Versioning static assets

Caching is important, so is a strategy for breaking the cache and making the browsers download updated resources.

The popular approach is to include the hash of the file contents in its name, eg. assets/main-a2f40c.js. This way it guarantees the file name won't change during the building process if its contents remains the same.

If you choose this approach, you will have to generate the manifest file in order to reference those files in the HTML or CSS. And here is the build-manifest target in the makefile that does it:

MANIFEST_FILE := _data/manifest.yml

    rm -f $(MANIFEST_FILE)

build-manifest: clean-manifest compress-assets
    @for filename in $$( find $(ASSETS_DIRECTORY) -type f -exec basename {} \; ); do \
        hash=$$(md5 -q $(ASSETS_DIRECTORY)/$$filename); \
        hashed_filename="$${filename%%.*}-$$hash.$${filename#*.}"; \
        cp $(ASSETS_DIRECTORY)/$$filename $(ASSETS_DIRECTORY)/$$hashed_filename; \
        echo "$$filename: $$hashed_filename" >> $(MANIFEST_FILE); \

Firstly, Make executes each line in a recipe separately. And if you need to write multi-line command, then you can use line continuations. Make also prints out each command before it gets executed, and the @ character in the start of the line prevents the command from such echoing.
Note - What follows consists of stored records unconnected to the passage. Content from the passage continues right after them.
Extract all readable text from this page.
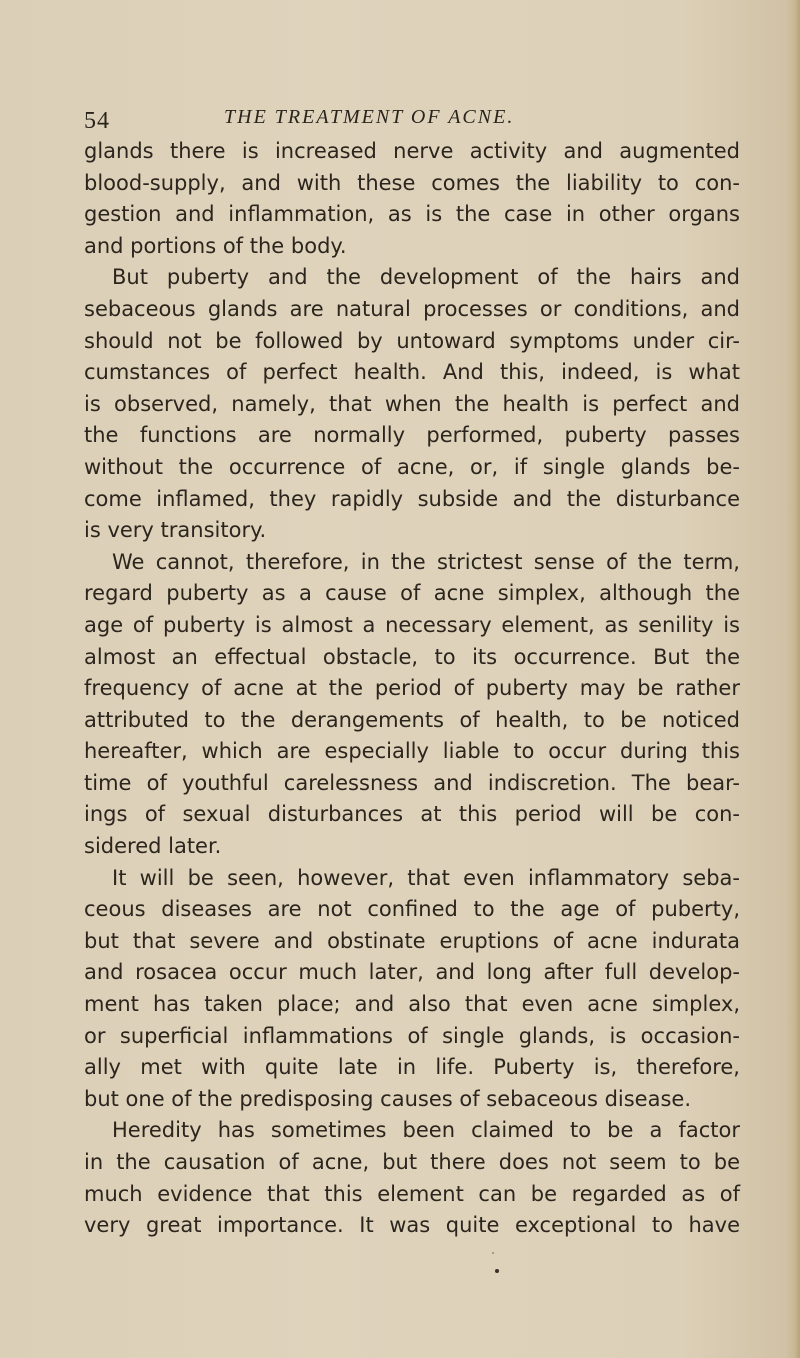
54	THE TREATMENT OF ACNE.
glands there is increased nerve activity and augmented
blood-supply, and with these comes the liability to con-
gestion and inflammation, as is the case in other organs
and portions of the body.
But puberty and the development of the hairs and
sebaceous glands are natural processes or conditions, and
should not be followed by untoward symptoms under cir-
cumstances of perfect health. And this, indeed, is what
is observed, namely, that when the health is perfect and
the functions are normally performed, puberty passes
without the occurrence of acne, or, if single glands be-
come inflamed, they rapidly subside and the disturbance
is very transitory.
We cannot, therefore, in the strictest sense of the term,
regard puberty as a cause of acne simplex, although the
age of puberty is almost a necessary element, as senility is
almost an effectual obstacle, to its occurrence. But the
frequency of acne at the period of puberty may be rather
attributed to the derangements of health, to be noticed
hereafter, which are especially liable to occur during this
time of youthful carelessness and indiscretion. The bear-
ings of sexual disturbances at this period will be con-
sidered later.
It will be seen, however, that even inflammatory seba-
ceous diseases are not confined to the age of puberty,
but that severe and obstinate eruptions of acne indurata
and rosacea occur much later, and long after full develop-
ment has taken place; and also that even acne simplex,
or superficial inflammations of single glands, is occasion-
ally met with quite late in life. Puberty is, therefore,
but one of the predisposing causes of sebaceous disease.
Heredity has sometimes been claimed to be a factor
in the causation of acne, but there does not seem to be
much evidence that this element can be regarded as of
very great importance. It was quite exceptional to have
Secondly, the $ character is used to reference variables in makefiles, so does the shell. And in order to get $filename passed to the shell, rather than having Make trying to find a variable called filename, we need to write $$filename.

Thus, this is actually what Make will pass to the shell (Bash) when running build-manifest:

for filename in $( find assets -type f -exec basename {} \; ); do \
    hash=$(md5 -q assets/$filename); \
    hashed_filename="${filename%%.*}-$hash.${filename#*.}"; \
    cp asstes/$filename assets/$hashed_filename; \
    echo "$filename: $hashed_filename" >> _data/manifest.yml; \

This command performs the following operations:

  • The find assets -type f -exec basename {} \; command will find all files in the assets directory.
  • The md5 -q assets/$filename command will calculate a checksum for the given file.
  • The ${filename%%.*} operation will delete the longest match of .* from the back of the file name. If $filename was containing main.js.map, it would keep the main part only.
  • The ${filename#*.} operation will delete the shortest match of *. from the front of the file name. If $filename was containing main.js.map, it would keep the js.map part only.
  • The echo "…" >> _data/manifest.yml command will append a string containing both file names to the manifest file.
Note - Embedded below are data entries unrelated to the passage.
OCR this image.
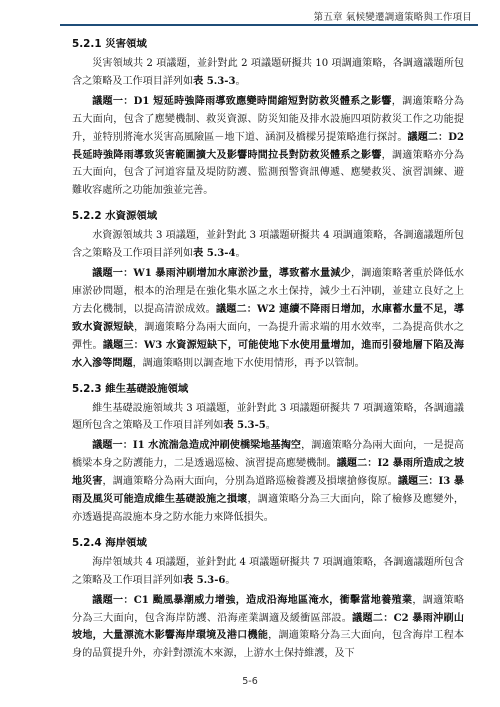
第五章 氣候變遷調適策略與工作項目
5.2.1 災害領域

災害領域共 2 項議題，並針對此 2 項議題研擬共 10 項調適策略，各調適議題所包含之策略及工作項目詳列如表 5.3-3。

議題一：D1 短延時強降雨導致應變時間縮短對防救災體系之影響，調適策略分為五大面向，包含了應變機制、救災資源、防災知能及排水設施四項防救災工作之功能提升，並特別將淹水災害高風險區－地下道、涵洞及橋樑另提策略進行探討。議題二：D2 長延時強降雨導致災害範圍擴大及影響時間拉長對防救災體系之影響，調適策略亦分為五大面向，包含了河道容量及堤防防護、監測預警資訊傳遞、應變救災、演習訓練、避難收容處所之功能加強並完善。

5.2.2 水資源領域

水資源領域共 3 項議題，並針對此 3 項議題研擬共 4 項調適策略，各調適議題所包含之策略及工作項目詳列如表 5.3-4。

議題一：W1 暴雨沖刷增加水庫淤沙量，導致蓄水量減少，調適策略著重於降低水庫淤砂問題，根本的治理是在強化集水區之水土保持，減少土石沖刷，並建立良好之上方去化機制，以提高清淤成效。議題二：W2 連續不降雨日增加，水庫蓄水量不足，導致水資源短缺，調適策略分為兩大面向，一為提升需求端的用水效率，二為提高供水之彈性。議題三：W3 水資源短缺下，可能使地下水使用量增加，進而引發地層下陷及海水入滲等問題，調適策略則以調查地下水使用情形，再予以管制。

5.2.3 維生基礎設施領域

維生基礎設施領域共 3 項議題，並針對此 3 項議題研擬共 7 項調適策略，各調適議題所包含之策略及工作項目詳列如表 5.3-5。

議題一：I1 水流湍急造成沖刷使橋梁地基掏空，調適策略分為兩大面向，一是提高橋梁本身之防護能力，二是透過巡檢、演習提高應變機制。議題二：I2 暴雨所造成之坡地災害，調適策略分為兩大面向，分別為道路巡檢養護及損壞搶修復原。議題三：I3 暴雨及風災可能造成維生基礎設施之損壞，調適策略分為三大面向，除了檢修及應變外，亦透過提高設施本身之防水能力來降低損失。

5.2.4 海岸領域

海岸領域共 4 項議題，並針對此 4 項議題研擬共 7 項調適策略，各調適議題所包含之策略及工作項目詳列如表 5.3-6。

議題一：C1 颱風暴潮威力增強，造成沿海地區淹水，衝擊當地養殖業，調適策略分為三大面向，包含海岸防護、沿海產業調適及緩衝區部設。議題二：C2 暴雨沖刷山坡地，大量漂流木影響海岸環境及港口機能，調適策略分為三大面向，包含海岸工程本身的品質提升外，亦針對漂流木來源，上游水土保持維護，及下

5-6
Basically, for each file that it finds in the assets directory, it will calculate a checksum, make a copy of the file and generate the manifest file containing key-value pairs:

main.js: main-a2f40c69875a90f46f961febe52d4989.js

This is how I use this information later in Jekyll to reference JavaScript bundles:

{% if site.data.manifest %}
    <script src="{{ site.url }}/assets/{{ site.data.manifest['main.js'] }}"></srcipt>
{% else %}
    <script src="{{ site.url }}/assets/main.js"></srcipt>
{% endif %}

Deploying to GitHub Pages

I keep the source code of the web site in the master branch and the contents of the _site directory in the gh-pages branch. Thus, to publish a new version of the web site I just need to push changes in the _site directory to GitHub. To automate this I created a target called deploy:

build-deploy: build
    JEKYLL_ENV=production bundle exec jekyll build

    git --git-dir=_site/.git reset --hard origin/gh-pages
    git --git-dir=_site/.git pull origin gh-pages

deploy: reset-site build-deploy
    git --git-dir=_site/.git add -A
    git --git-dir=_site/.git commit -m "Deploy"
    git --git-dir=_site/.git push origin gh-pages


Make is a great cross-platform tool suitable for projects of different sizes and complexities. More powerful and expressive in a certain way than NPM scripts, Grunt or Gulp.

And I hope this article has sparked your interest in learning and getting out of your comfort zone as a front-end developer.